People often complain about rigged or inefficient polling stations after their desired nominee loses an election. The frustration of unsatisfied voters often causes widespread anxiety and panic about governmental and institutional corruption that unfairly led to the downfall of their nominee. This concern can be exaggerated, but often it is completely warranted. Recent incidents at polling stations on Election Day exemplify how vulnerable our election system is to voter suppression.
Though a crucial state for a nominee to gain electoral votes, voters in Florida experienced intimidation and fear mongering at some polling stations. At one station in Hollywood, Fla, voters were met with, “aggressive individuals hovering around individuals as they approach the polling site,” according to The Washington Post. Some voters left the area without casting a ballot because they felt unsafe.
Additionally, an “unauthorized individual” who refused to leave the building disturbed a polling station in a predominantly black precinct in Jacksonville, Fla. Although the intentions of this individual are vague and possibly unknown, it is unsettling to witness or to experience disciplinary action and security protection in action at the polls.

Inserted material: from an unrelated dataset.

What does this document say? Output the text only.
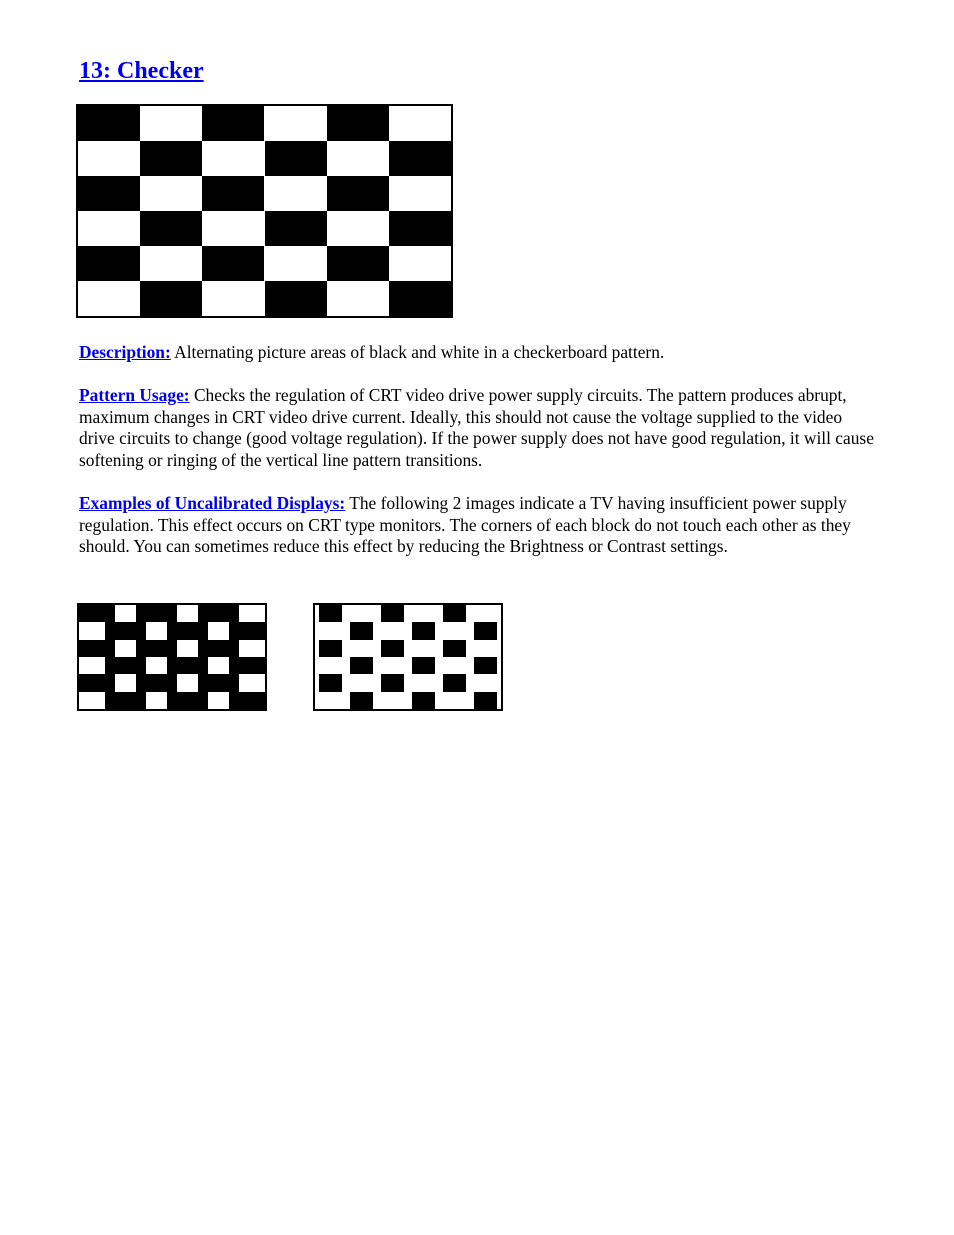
13: Checker

Description: Alternating picture areas of black and white in a checkerboard pattern.

Pattern Usage: Checks the regulation of CRT video drive power supply circuits. The pattern produces abrupt, maximum changes in CRT video drive current. Ideally, this should not cause the voltage supplied to the video drive circuits to change (good voltage regulation). If the power supply does not have good regulation, it will cause softening or ringing of the vertical line pattern transitions.

Examples of Uncalibrated Displays: The following 2 images indicate a TV having insufficient power supply regulation. This effect occurs on CRT type monitors. The corners of each block do not touch each other as they should. You can sometimes reduce this effect by reducing the Brightness or Contrast settings.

Voter intimidation and attempted voter suppression has existed as long as our democratic process has existed, and it is frightening that many people do not follow laws against it. The easiness with which a dangerous person can potentially arrive at a polling station and harm voters before help or security arrives is a giant flaw in our election organization.
While a switch to completely digital or remote voting is discouraged because of technology concerns, the protection of the right to vote is questioned and challenged for people who experience problems at the polls. Politicians and activists have recognized this failing time and time again, yet it is unclear how we can formally improve or restructure our process.
It would be incredibly unfortunate if election results were dramatically changed because of problems at polling stations. Now that the presidential election has come and gone, we can work toward improving our polling systems just in time for the midterm elections.